Rested and wrinkled? Oh, the irony
Are the facial wrinkles, lines and folds that happen with aging result purely from the expressions we make? While skin distortion from facial expressions causes many, if not most, of the wrinkles we see on our faces with age, a new study suggests there’s a wrinkle (ahem) in that line of thinking. It turns out, as many experts in facial aesthetics have long assumed, wrinkles also result from "mechanical distortion" during sleep.
Plastic surgeon and lead author Goesel Anson, M.D., clinical instructor of surgery at the School of Medicine, University of Nevada, Las Vegas, and colleagues report in the study published online June 21 in the Aesthetic Surgery Journal that compression, shear and stress force factors result in facial distortion when people sleep on their sides and stomach.
These sleep wrinkles tend to be perpendicular to expression lines and they don’t respond significantly to animation, according to Dr. Anson. Common sleep wrinkles include the lateral oblique forehead crease, radial orbital crease, lateral (vertical) malar crease, medial cheek crease, nasal/lip crease, corner lip crease, oblique marionette crease, preauricular crease and inferior vertical cheek crease, according to the study.

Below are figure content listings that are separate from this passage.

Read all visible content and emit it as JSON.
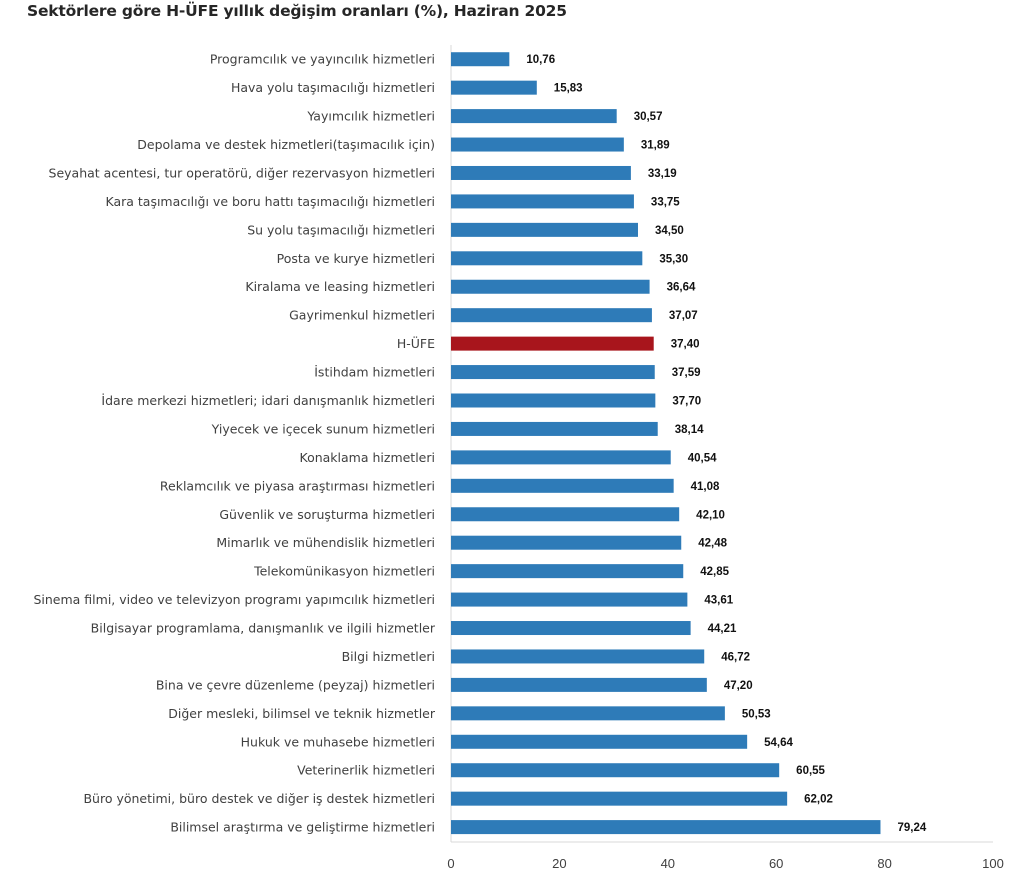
{
  "chart_data": {
    "type": "bar",
    "orientation": "horizontal",
    "title": "Sektörlere göre H-ÜFE yıllık değişim oranları (%), Haziran 2025",
    "xlabel": "",
    "ylabel": "",
    "xlim": [
      0,
      100
    ],
    "x_ticks": [
      0,
      20,
      40,
      60,
      80,
      100
    ],
    "grid": false,
    "legend": "none",
    "bar_color": "#2e7bb8",
    "highlight_color": "#a8151c",
    "highlight_category": "H-ÜFE",
    "decimal_separator": ",",
    "categories": [
      "Programcılık ve yayıncılık hizmetleri",
      "Hava yolu taşımacılığı hizmetleri",
      "Yayımcılık hizmetleri",
      "Depolama ve destek hizmetleri(taşımacılık için)",
      "Seyahat acentesi, tur operatörü, diğer rezervasyon hizmetleri",
      "Kara taşımacılığı ve boru hattı taşımacılığı hizmetleri",
      "Su yolu taşımacılığı hizmetleri",
      "Posta ve kurye hizmetleri",
      "Kiralama ve leasing hizmetleri",
      "Gayrimenkul hizmetleri",
      "H-ÜFE",
      "İstihdam hizmetleri",
      "İdare merkezi hizmetleri; idari danışmanlık hizmetleri",
      "Yiyecek ve içecek sunum hizmetleri",
      "Konaklama hizmetleri",
      "Reklamcılık ve piyasa araştırması hizmetleri",
      "Güvenlik ve soruşturma hizmetleri",
      "Mimarlık ve mühendislik hizmetleri",
      "Telekomünikasyon hizmetleri",
      "Sinema filmi, video ve televizyon programı yapımcılık hizmetleri",
      "Bilgisayar programlama, danışmanlık ve ilgili hizmetler",
      "Bilgi hizmetleri",
      "Bina ve çevre düzenleme (peyzaj) hizmetleri",
      "Diğer mesleki, bilimsel ve teknik hizmetler",
      "Hukuk ve muhasebe hizmetleri",
      "Veterinerlik hizmetleri",
      "Büro yönetimi, büro destek ve diğer iş destek hizmetleri",
      "Bilimsel araştırma ve geliştirme hizmetleri"
    ],
    "values": [
      10.76,
      15.83,
      30.57,
      31.89,
      33.19,
      33.75,
      34.5,
      35.3,
      36.64,
      37.07,
      37.4,
      37.59,
      37.7,
      38.14,
      40.54,
      41.08,
      42.1,
      42.48,
      42.85,
      43.61,
      44.21,
      46.72,
      47.2,
      50.53,
      54.64,
      60.55,
      62.02,
      79.24
    ],
    "value_labels": [
      "10,76",
      "15,83",
      "30,57",
      "31,89",
      "33,19",
      "33,75",
      "34,50",
      "35,30",
      "36,64",
      "37,07",
      "37,40",
      "37,59",
      "37,70",
      "38,14",
      "40,54",
      "41,08",
      "42,10",
      "42,48",
      "42,85",
      "43,61",
      "44,21",
      "46,72",
      "47,20",
      "50,53",
      "54,64",
      "60,55",
      "62,02",
      "79,24"
    ]
  }
}
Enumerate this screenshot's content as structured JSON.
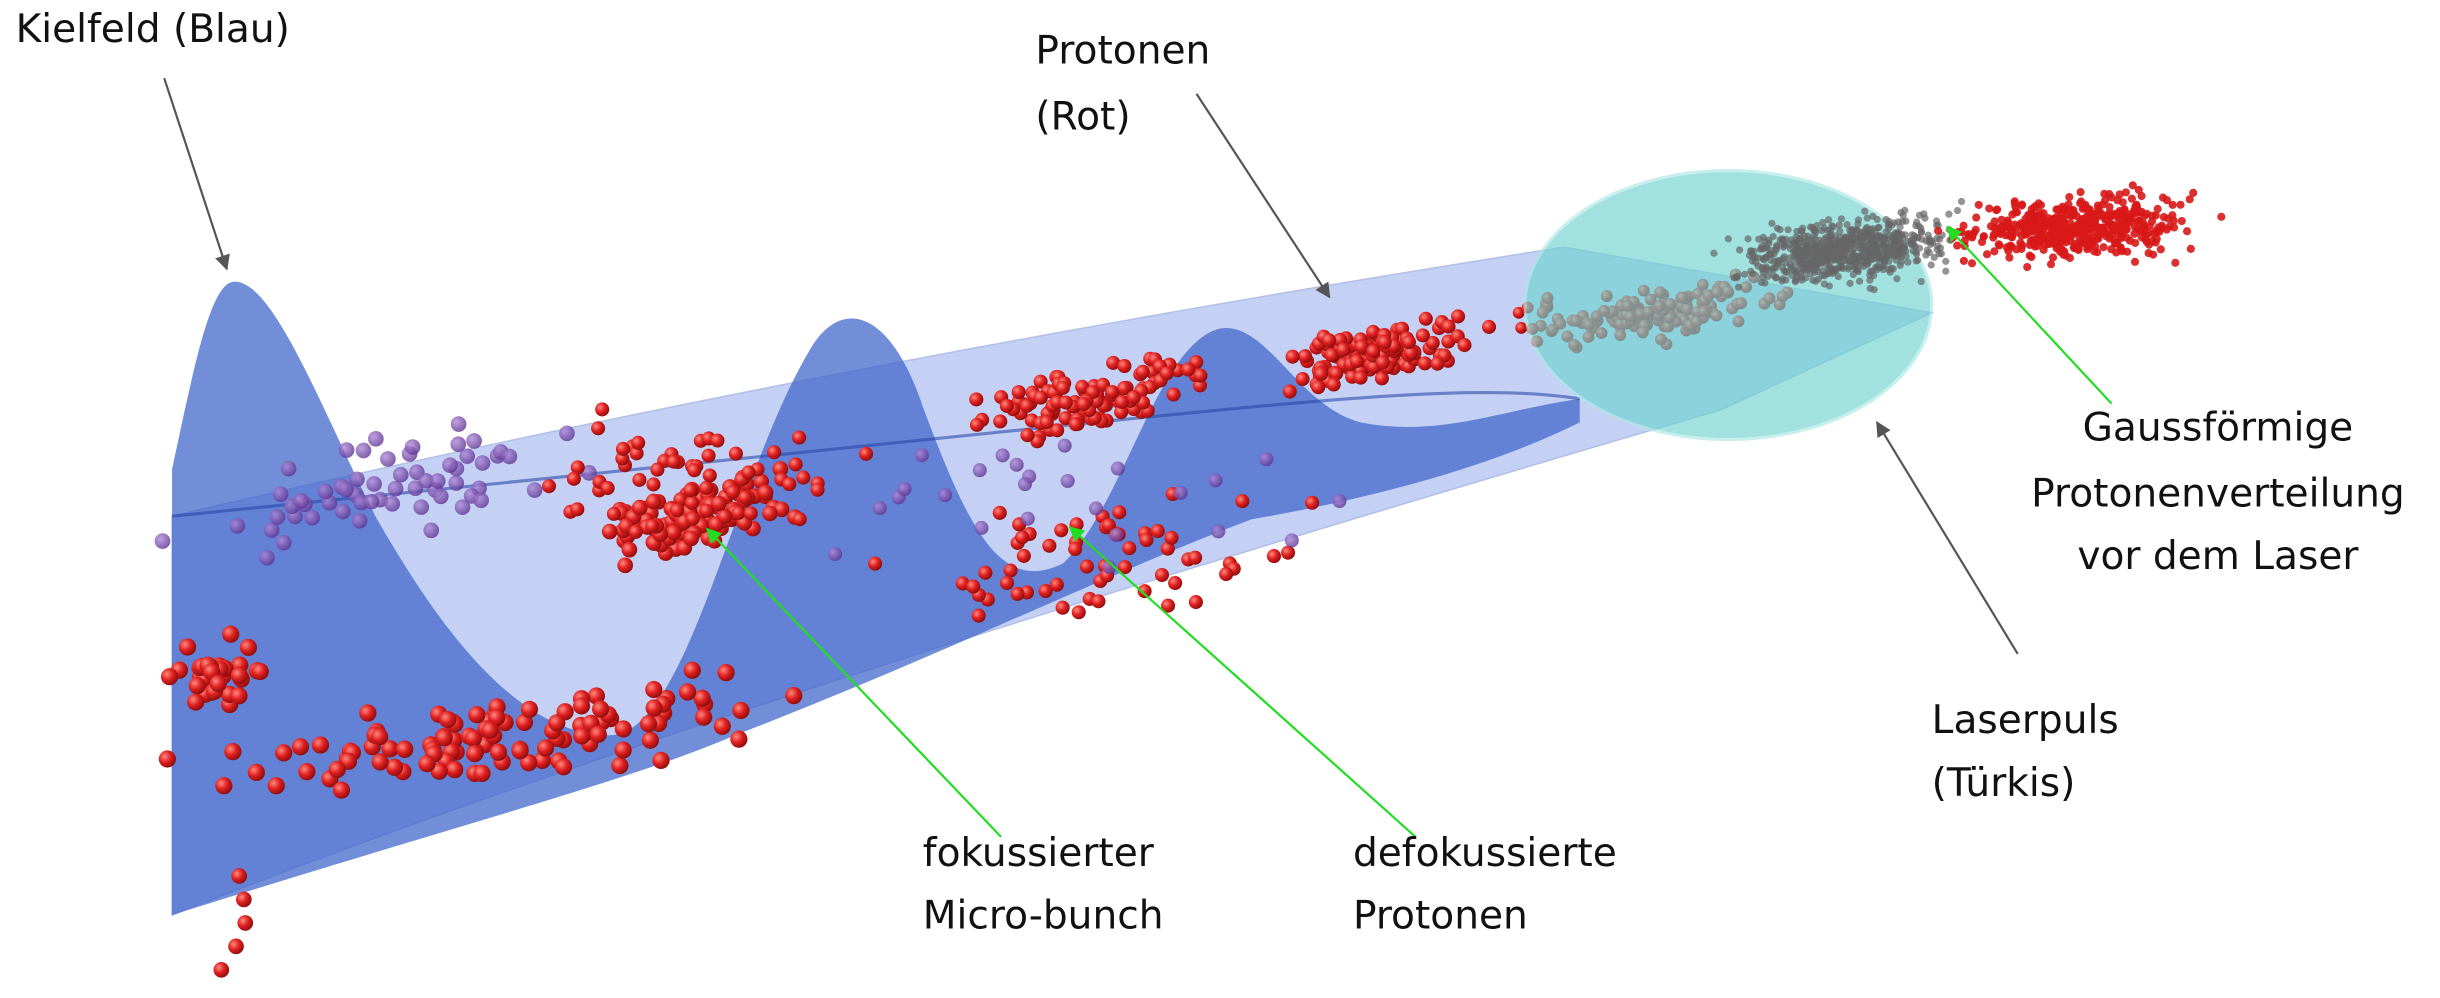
{
  "labels": {
    "kielfeld": "Kielfeld (Blau)",
    "protonen": [
      "Protonen",
      "(Rot)"
    ],
    "gauss": [
      "Gaussförmige",
      "Protonenverteilung",
      "vor dem Laser"
    ],
    "laserpuls": [
      "Laserpuls",
      "(Türkis)"
    ],
    "fokussiert": [
      "fokussierter",
      "Micro-bunch"
    ],
    "defokussiert": [
      "defokussierte",
      "Protonen"
    ]
  }
}
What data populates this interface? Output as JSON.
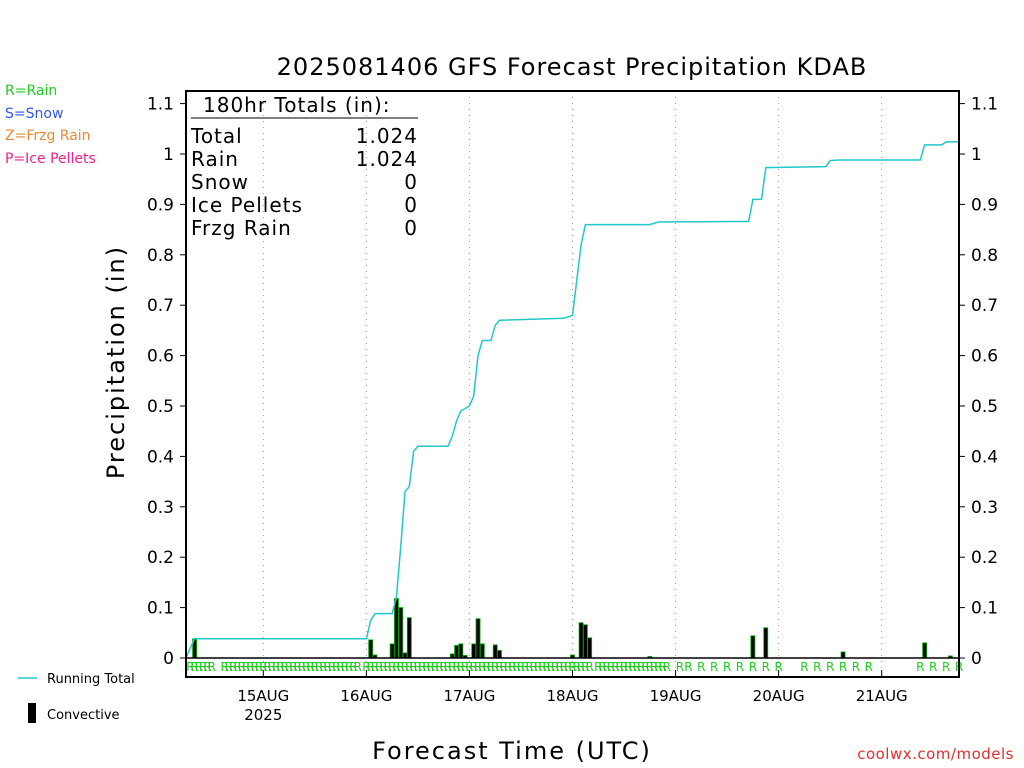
{
  "legend": {
    "rain": "R=Rain",
    "snow": "S=Snow",
    "frzg": "Z=Frzg Rain",
    "ice": "P=Ice Pellets",
    "running_total": "Running Total",
    "convective": "Convective"
  },
  "totals_box": {
    "header": "180hr Totals (in):",
    "rows": [
      {
        "label": "Total",
        "value": "1.024"
      },
      {
        "label": "Rain",
        "value": "1.024"
      },
      {
        "label": "Snow",
        "value": "0"
      },
      {
        "label": "Ice Pellets",
        "value": "0"
      },
      {
        "label": "Frzg Rain",
        "value": "0"
      }
    ]
  },
  "credit": "coolwx.com/models",
  "colors": {
    "running_total": "#22c8c8",
    "bars": "#000000",
    "bar_outline": "#00aa00",
    "precip_type": "#22cc22",
    "rain_legend": "#22cc22",
    "snow_legend": "#3355ee",
    "frzg_legend": "#ee8833",
    "ice_legend": "#ee2288",
    "credit": "#e03030"
  },
  "chart_data": {
    "type": "line",
    "title": "2025081406 GFS Forecast Precipitation KDAB",
    "xlabel": "Forecast Time (UTC)",
    "ylabel": "Precipitation (in)",
    "ylim": [
      0,
      1.12
    ],
    "yticks": [
      0,
      0.1,
      0.2,
      0.3,
      0.4,
      0.5,
      0.6,
      0.7,
      0.8,
      0.9,
      1,
      1.1
    ],
    "xlim_hours": [
      0,
      180
    ],
    "x_units": "hours after 2025-08-14 06Z",
    "xticks": [
      {
        "hour": 18,
        "label": "15AUG",
        "sub": "2025"
      },
      {
        "hour": 42,
        "label": "16AUG",
        "sub": ""
      },
      {
        "hour": 66,
        "label": "17AUG",
        "sub": ""
      },
      {
        "hour": 90,
        "label": "18AUG",
        "sub": ""
      },
      {
        "hour": 114,
        "label": "19AUG",
        "sub": ""
      },
      {
        "hour": 138,
        "label": "20AUG",
        "sub": ""
      },
      {
        "hour": 162,
        "label": "21AUG",
        "sub": ""
      }
    ],
    "grid": "vertical dotted at day boundaries",
    "running_total": [
      [
        0,
        0
      ],
      [
        1,
        0.02
      ],
      [
        2,
        0.038
      ],
      [
        42,
        0.038
      ],
      [
        43,
        0.075
      ],
      [
        44,
        0.088
      ],
      [
        48,
        0.088
      ],
      [
        49,
        0.12
      ],
      [
        50,
        0.22
      ],
      [
        51,
        0.33
      ],
      [
        52,
        0.34
      ],
      [
        53,
        0.41
      ],
      [
        54,
        0.42
      ],
      [
        61,
        0.42
      ],
      [
        62,
        0.44
      ],
      [
        63,
        0.47
      ],
      [
        64,
        0.49
      ],
      [
        65,
        0.495
      ],
      [
        66,
        0.5
      ],
      [
        67,
        0.52
      ],
      [
        68,
        0.6
      ],
      [
        69,
        0.63
      ],
      [
        71,
        0.63
      ],
      [
        72,
        0.66
      ],
      [
        73,
        0.67
      ],
      [
        88,
        0.674
      ],
      [
        90,
        0.68
      ],
      [
        91,
        0.75
      ],
      [
        92,
        0.82
      ],
      [
        93,
        0.86
      ],
      [
        108,
        0.86
      ],
      [
        110,
        0.865
      ],
      [
        128,
        0.866
      ],
      [
        131,
        0.866
      ],
      [
        132,
        0.91
      ],
      [
        134,
        0.91
      ],
      [
        135,
        0.973
      ],
      [
        149,
        0.975
      ],
      [
        150,
        0.987
      ],
      [
        152,
        0.988
      ],
      [
        171,
        0.988
      ],
      [
        172,
        1.018
      ],
      [
        176,
        1.018
      ],
      [
        177,
        1.024
      ],
      [
        180,
        1.024
      ]
    ],
    "convective_bars": [
      [
        2,
        0.038
      ],
      [
        43,
        0.036
      ],
      [
        44,
        0.006
      ],
      [
        48,
        0.028
      ],
      [
        49,
        0.118
      ],
      [
        50,
        0.1
      ],
      [
        51,
        0.01
      ],
      [
        52,
        0.08
      ],
      [
        62,
        0.008
      ],
      [
        63,
        0.025
      ],
      [
        64,
        0.028
      ],
      [
        65,
        0.005
      ],
      [
        67,
        0.028
      ],
      [
        68,
        0.078
      ],
      [
        69,
        0.028
      ],
      [
        72,
        0.026
      ],
      [
        73,
        0.015
      ],
      [
        90,
        0.006
      ],
      [
        92,
        0.07
      ],
      [
        93,
        0.066
      ],
      [
        94,
        0.04
      ],
      [
        108,
        0.003
      ],
      [
        132,
        0.044
      ],
      [
        135,
        0.06
      ],
      [
        153,
        0.012
      ],
      [
        172,
        0.03
      ],
      [
        178,
        0.004
      ]
    ],
    "precip_type_hours": [
      1,
      2,
      3,
      4,
      5,
      6,
      9,
      10,
      11,
      12,
      13,
      14,
      15,
      16,
      17,
      18,
      19,
      20,
      21,
      22,
      23,
      24,
      25,
      26,
      27,
      28,
      29,
      30,
      31,
      32,
      33,
      34,
      35,
      36,
      37,
      38,
      39,
      40,
      42,
      43,
      44,
      45,
      46,
      47,
      48,
      49,
      50,
      51,
      52,
      53,
      54,
      55,
      56,
      57,
      58,
      59,
      60,
      61,
      62,
      63,
      64,
      65,
      66,
      67,
      68,
      69,
      70,
      71,
      72,
      73,
      74,
      75,
      76,
      77,
      78,
      79,
      80,
      81,
      82,
      83,
      84,
      85,
      86,
      87,
      88,
      89,
      90,
      91,
      92,
      93,
      94,
      96,
      97,
      98,
      99,
      100,
      101,
      102,
      103,
      104,
      105,
      106,
      107,
      108,
      109,
      110,
      111,
      112,
      115,
      117,
      120,
      123,
      126,
      129,
      132,
      135,
      138,
      144,
      147,
      150,
      153,
      156,
      159,
      171,
      174,
      177,
      180
    ],
    "precip_type_letter": "R"
  }
}
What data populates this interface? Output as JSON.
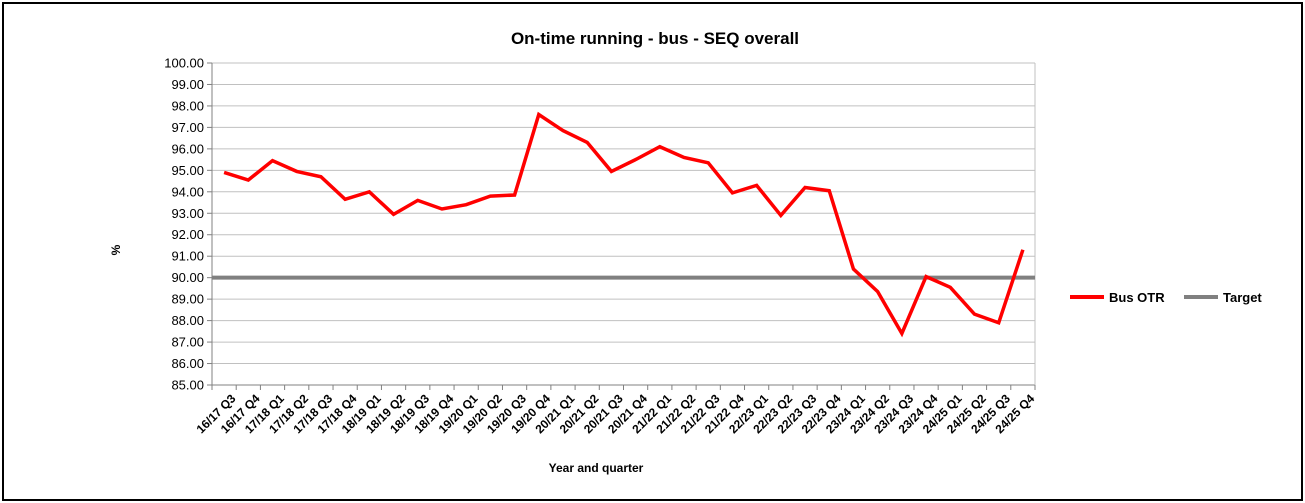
{
  "chart_data": {
    "type": "line",
    "title": "On-time running - bus - SEQ overall",
    "xlabel": "Year and quarter",
    "ylabel": "%",
    "ylim": [
      85,
      100
    ],
    "y_ticks": [
      "85.00",
      "86.00",
      "87.00",
      "88.00",
      "89.00",
      "90.00",
      "91.00",
      "92.00",
      "93.00",
      "94.00",
      "95.00",
      "96.00",
      "97.00",
      "98.00",
      "99.00",
      "100.00"
    ],
    "grid": true,
    "legend_position": "right",
    "categories": [
      "16/17 Q3",
      "16/17 Q4",
      "17/18 Q1",
      "17/18 Q2",
      "17/18 Q3",
      "17/18 Q4",
      "18/19 Q1",
      "18/19 Q2",
      "18/19 Q3",
      "18/19 Q4",
      "19/20 Q1",
      "19/20 Q2",
      "19/20 Q3",
      "19/20 Q4",
      "20/21 Q1",
      "20/21 Q2",
      "20/21 Q3",
      "20/21 Q4",
      "21/22 Q1",
      "21/22 Q2",
      "21/22 Q3",
      "21/22 Q4",
      "22/23 Q1",
      "22/23 Q2",
      "22/23 Q3",
      "22/23 Q4",
      "23/24 Q1",
      "23/24 Q2",
      "23/24 Q3",
      "23/24 Q4",
      "24/25 Q1",
      "24/25 Q2",
      "24/25 Q3",
      "24/25 Q4"
    ],
    "series": [
      {
        "name": "Bus OTR",
        "color": "#ff0000",
        "values": [
          94.9,
          94.55,
          95.45,
          94.95,
          94.7,
          93.65,
          94.0,
          92.95,
          93.6,
          93.2,
          93.4,
          93.8,
          93.85,
          97.6,
          96.85,
          96.3,
          94.95,
          95.5,
          96.1,
          95.6,
          95.35,
          93.95,
          94.3,
          92.9,
          94.2,
          94.05,
          90.4,
          89.35,
          87.4,
          90.05,
          89.55,
          88.3,
          87.9,
          91.3
        ]
      },
      {
        "name": "Target",
        "color": "#808080",
        "values": [
          90,
          90,
          90,
          90,
          90,
          90,
          90,
          90,
          90,
          90,
          90,
          90,
          90,
          90,
          90,
          90,
          90,
          90,
          90,
          90,
          90,
          90,
          90,
          90,
          90,
          90,
          90,
          90,
          90,
          90,
          90,
          90,
          90,
          90
        ]
      }
    ]
  }
}
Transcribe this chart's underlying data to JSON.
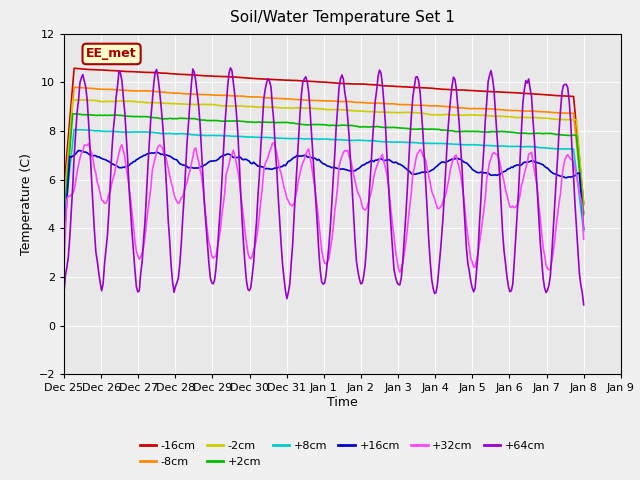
{
  "title": "Soil/Water Temperature Set 1",
  "xlabel": "Time",
  "ylabel": "Temperature (C)",
  "ylim": [
    -2,
    12
  ],
  "xlim": [
    0,
    336
  ],
  "annotation_text": "EE_met",
  "annotation_bg": "#ffffcc",
  "annotation_border": "#aa0000",
  "xtick_labels": [
    "Dec 25",
    "Dec 26",
    "Dec 27",
    "Dec 28",
    "Dec 29",
    "Dec 30",
    "Dec 31",
    "Jan 1",
    "Jan 2",
    "Jan 3",
    "Jan 4",
    "Jan 5",
    "Jan 6",
    "Jan 7",
    "Jan 8",
    "Jan 9"
  ],
  "xtick_positions": [
    0,
    24,
    48,
    72,
    96,
    120,
    144,
    168,
    192,
    216,
    240,
    264,
    288,
    312,
    336,
    360
  ],
  "yticks": [
    -2,
    0,
    2,
    4,
    6,
    8,
    10,
    12
  ],
  "series_colors": {
    "-16cm": "#cc0000",
    "-8cm": "#ff8800",
    "-2cm": "#cccc00",
    "+2cm": "#00bb00",
    "+8cm": "#00cccc",
    "+16cm": "#0000cc",
    "+32cm": "#ff44ff",
    "+64cm": "#9900cc"
  }
}
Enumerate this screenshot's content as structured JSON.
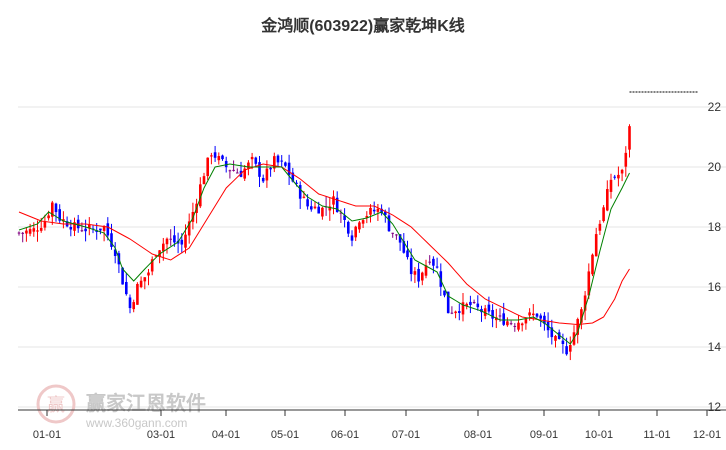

American Society for Aesthetic Plastic Surgery President Daniel C. Mills, M.D., a plastic surgeon in Laguna Beach, Calif., says he has long suggested to patients that some of their facial wrinkles come from sleep positions, especially when patients complain that they have more wrinkles on one side of the face than the other. He’ll ask them how they sleep at night, and often the light goes off in the patient’s mind that, yes, those wrinkles show up on the side of their favorite sleeping position, he says.
“So, these are things that we see on a daily basis, but it’s very nice for the doctors to have written an article about this, quantifying it,” Dr. Mills says.
The researchers not only looked at wrinkles from sleep, but also potential facial skin expansion. Based on available studies, they didn’t find a direct correlation between facial distortion during sleep and skin expansion, Dr. Anson says. However, it’s a logical conclusion to draw from basic science literature and more research needs to be done on the subject matter, she says.